Teresa Margolles, Mexico

Pista de baile, 2016, Photography  

Photographer, videographer and conceptual performance artist Margolles has created a moving set of portraits showing transgender sex workers on the former sites of dance floors and demolished nightclubs in Ciudad Juárez. Absorbed into and made diminutive by the cluttered, ruined landscape, the ghostly figures nevertheless “show us their best self, as if they were asserting themselves amidst the destruction”.

Valentín Demarco, Argentina

Patrimonio y algo más, 2019, Exhibition and film

A trained goldsmith, Demarco’s exhibition – Hertiage and something else – is centred around a beautiful, copper beaten, embossed and chiselled, silver plated and oxidized butt plug that doubles as a teapot. The graphic nature of the penetrative act is contrasted starkly with the intimate, close-up photography, deadpan, domestic film scenes and artisanal metal tradition the artist is celebrating throughout. Bold, craft-focused and very, very funny.

Julieth Morales, Colombia

Kup (Hillar), 2018, Film

Hailing from Cauca, Morales explores gender, ethnicity and identity through a number of mediums and as an indigenous Misak woman, “reformulates, from a critical position, traditional rituals of her community, with the body as a whistleblower.” Actively resisting patriarchal, anthropological Western narratives about the Misak, a particularly powerful piece showcased at the fair was her film Kup (Hillar), in which women from her village engage in a ritual dance, feet moving in unison, arms weaved together, tracing steps and recovering land that was metaphorically and literally taken from them by academic and colonial powers.

Diego Bianchi, Argentina

Meritocrazy, 2019, Parade and exhibition

What would happen if Mad Max and David Cronenberg were in charge of a fashion runway? Bianchi’s bizarre footwear twists traditional objects of desire into a freakish, dystopian, impractical objects of consumption, but with an inventiveness and humour recognisable to the artist known for ambitious installations. The parade of the shoes (ranging from tyres, leaves, mirrors, concrete blocks and mannequin legs) show a “snapshot not only of the future, but of a closer present, of a present flattened by a capitalist realism that, based on medication, disenchantment and pragmatism, is monolithic, without fissures or alternatives.

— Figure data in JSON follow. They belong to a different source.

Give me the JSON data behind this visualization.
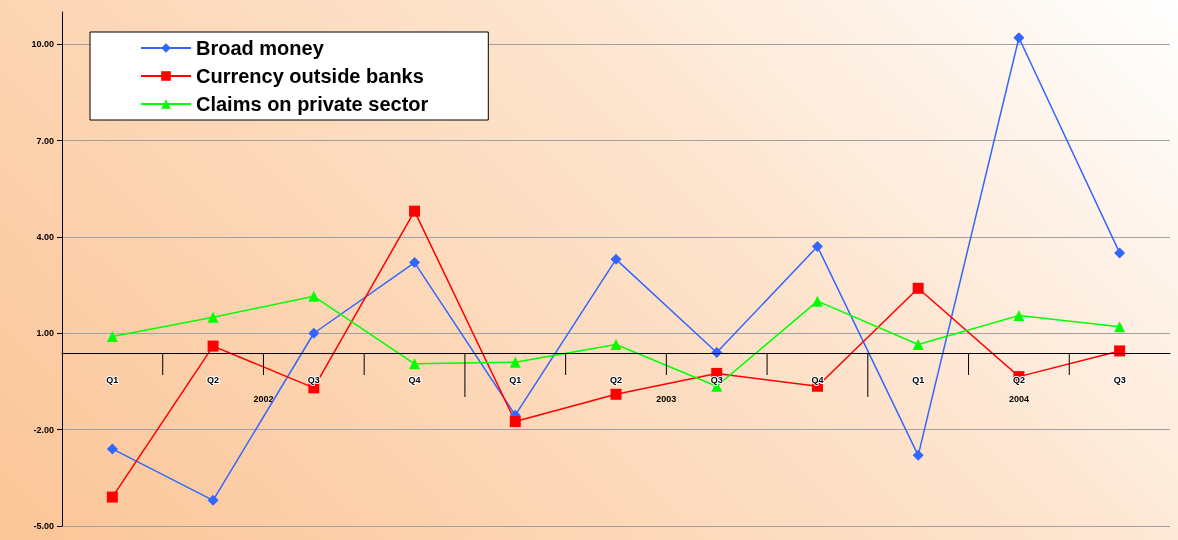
{
  "chart_data": {
    "type": "line",
    "categories": [
      "Q1",
      "Q2",
      "Q3",
      "Q4",
      "Q1",
      "Q2",
      "Q3",
      "Q4",
      "Q1",
      "Q2",
      "Q3"
    ],
    "annotations": [
      "2002",
      "2003",
      "2004"
    ],
    "series": [
      {
        "name": "Broad money",
        "color": "#3366ff",
        "marker": "diamond",
        "values": [
          -2.6,
          -4.2,
          1.0,
          3.2,
          -1.55,
          3.3,
          0.4,
          3.7,
          -2.8,
          10.2,
          3.5
        ]
      },
      {
        "name": "Currency outside banks",
        "color": "#ff0000",
        "marker": "square",
        "values": [
          -4.1,
          0.6,
          -0.7,
          4.8,
          -1.75,
          -0.9,
          -0.25,
          -0.65,
          2.4,
          -0.35,
          0.45
        ]
      },
      {
        "name": "Claims on private sector",
        "color": "#00ff00",
        "marker": "triangle",
        "values": [
          0.9,
          1.5,
          2.15,
          0.05,
          0.1,
          0.65,
          -0.65,
          2.0,
          0.65,
          1.55,
          1.2
        ]
      }
    ],
    "ylim": [
      -5,
      11
    ],
    "yticks": [
      {
        "value": -5,
        "label": "-5.00"
      },
      {
        "value": -2,
        "label": "-2.00"
      },
      {
        "value": 1,
        "label": "1.00"
      },
      {
        "value": 4,
        "label": "4.00"
      },
      {
        "value": 7,
        "label": "7.00"
      },
      {
        "value": 10,
        "label": "10.00"
      }
    ],
    "grid": "y",
    "legend": "top left",
    "line_style": "solid"
  }
}
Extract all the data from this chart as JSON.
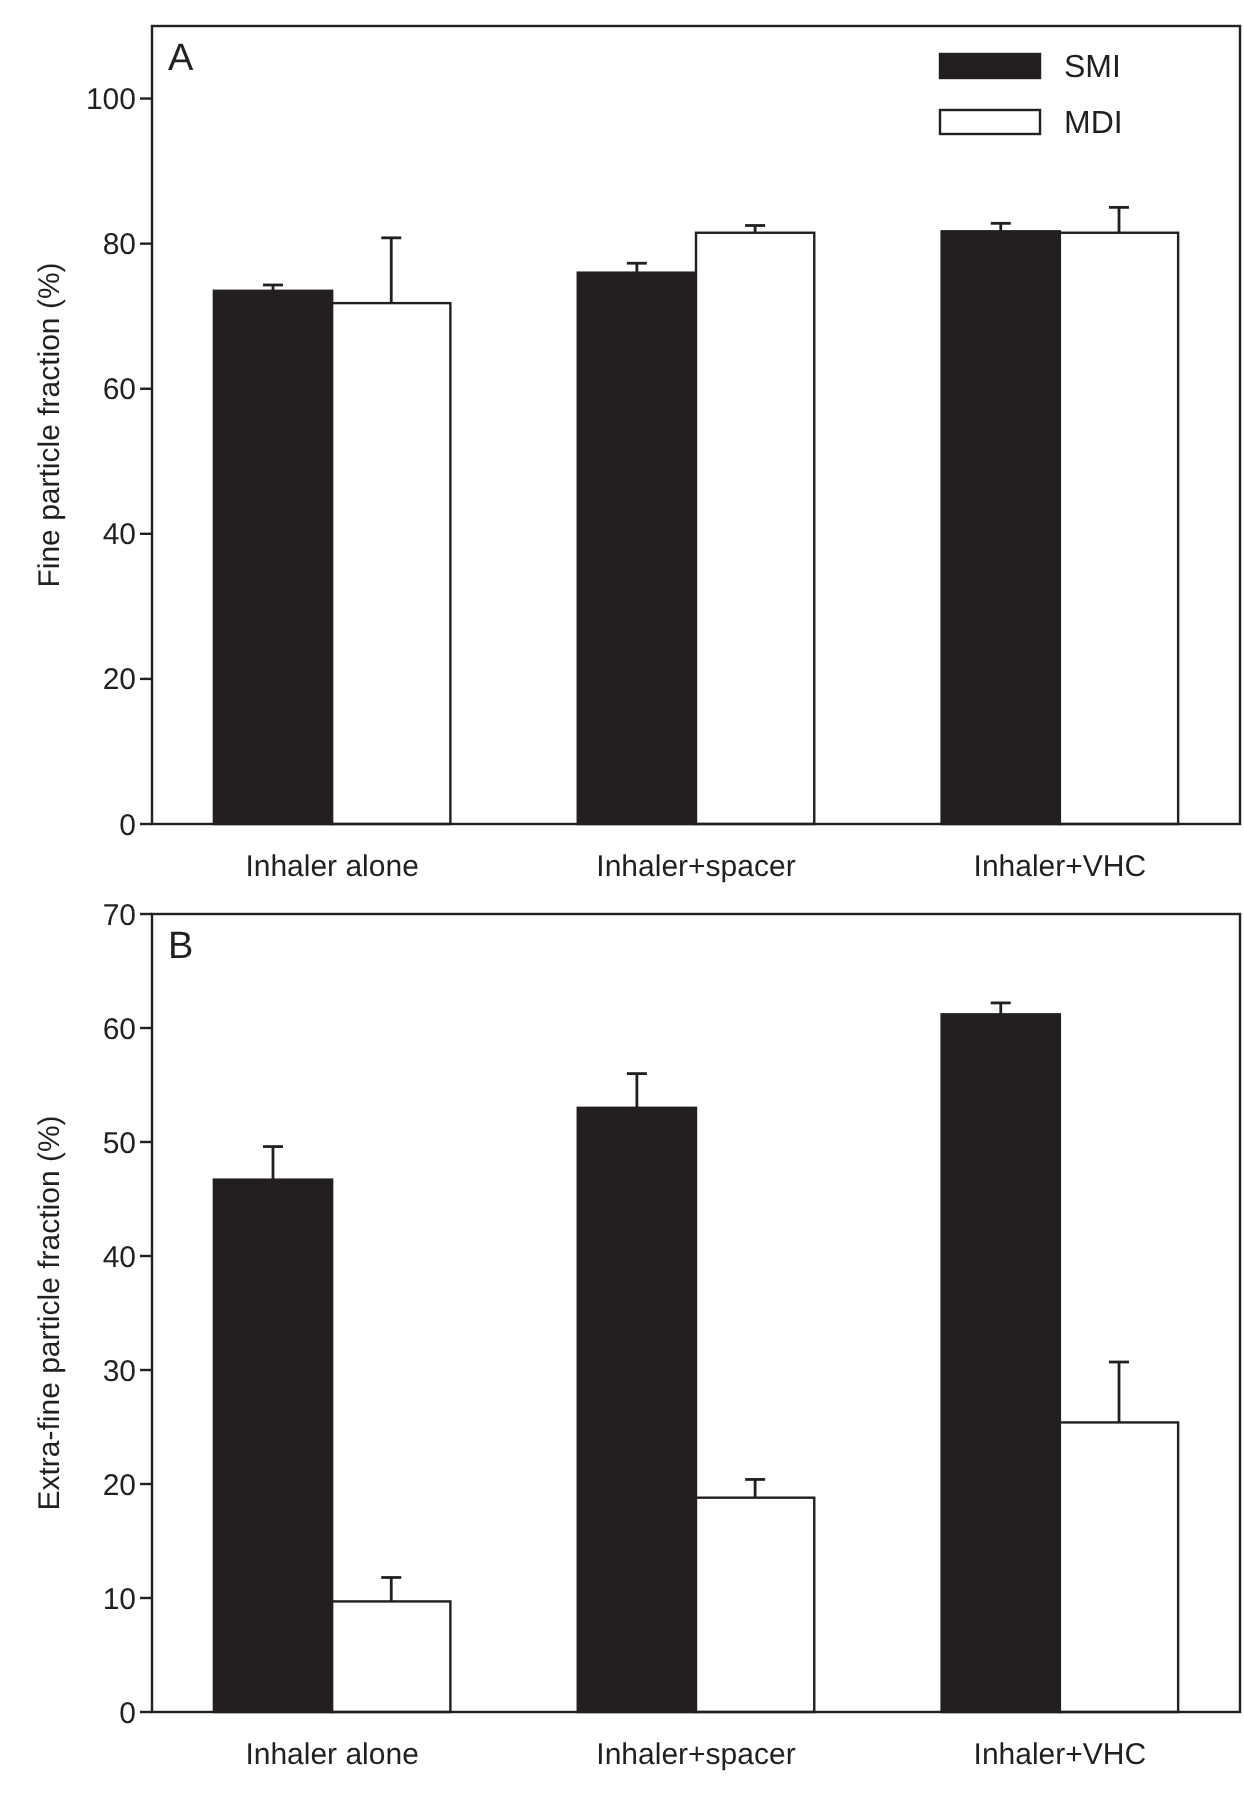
{
  "chart_data": [
    {
      "type": "bar",
      "ylabel": "Fine particle fraction (%)",
      "annotations": [
        "A"
      ],
      "categories": [
        "Inhaler alone",
        "Inhaler+spacer",
        "Inhaler+VHC"
      ],
      "ylim": [
        0,
        110
      ],
      "yticks": [
        0,
        20,
        40,
        60,
        80,
        100
      ],
      "legend": "top right",
      "series": [
        {
          "name": "SMI",
          "color": "#231f20",
          "values": [
            73.5,
            76,
            81.7
          ],
          "errors": [
            [
              73.5,
              74.3
            ],
            [
              76,
              77.3
            ],
            [
              81.7,
              82.8
            ]
          ]
        },
        {
          "name": "MDI",
          "color": "#ffffff",
          "values": [
            71.8,
            81.5,
            81.5
          ],
          "errors": [
            [
              71.8,
              80.8
            ],
            [
              81.5,
              82.5
            ],
            [
              81.5,
              85
            ]
          ]
        }
      ]
    },
    {
      "type": "bar",
      "ylabel": "Extra-fine particle fraction (%)",
      "annotations": [
        "B"
      ],
      "categories": [
        "Inhaler alone",
        "Inhaler+spacer",
        "Inhaler+VHC"
      ],
      "ylim": [
        0,
        70
      ],
      "yticks": [
        0,
        10,
        20,
        30,
        40,
        50,
        60,
        70
      ],
      "legend": false,
      "series": [
        {
          "color": "#231f20",
          "values": [
            46.7,
            53,
            61.2
          ],
          "errors": [
            [
              46.7,
              49.6
            ],
            [
              53,
              56
            ],
            [
              61.2,
              62.2
            ]
          ]
        },
        {
          "color": "#ffffff",
          "values": [
            9.7,
            18.8,
            25.4
          ],
          "errors": [
            [
              9.7,
              11.8
            ],
            [
              18.8,
              20.4
            ],
            [
              25.4,
              30.7
            ]
          ]
        }
      ]
    }
  ]
}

A time to consume is to adapt.”  

Nicolás Beltrán, Colombia

Loop, 2019, Oil on canvas

Focusing on the “heterogeneous set of images of the daily life”, Beltrán’s work is part of a number of important Columbian art collections. The gallery presenting these recent oil paintings had another you could stand on, mimicking the reflection of a bathroom floor. The technical skill and intimacy of these portraits that border on the photographic – together with that interactive element – was incredibly arresting.  

Luciano Denver, Argentina

Monument to the camel, 2017, Digital photo montage

The unwieldy public transport Metrobus, gifted to the Cubans by the USSR, was affectionately called the camel for its unusual brutalist shape and rate of acceleration. Denver’s concrete sculpture and fascinating photo montages aggregate multiple images into impossible collages, commenting on the legacy of communism and providing a “homage to a people that lived almost three decades in complete denial of any certainty of a future”.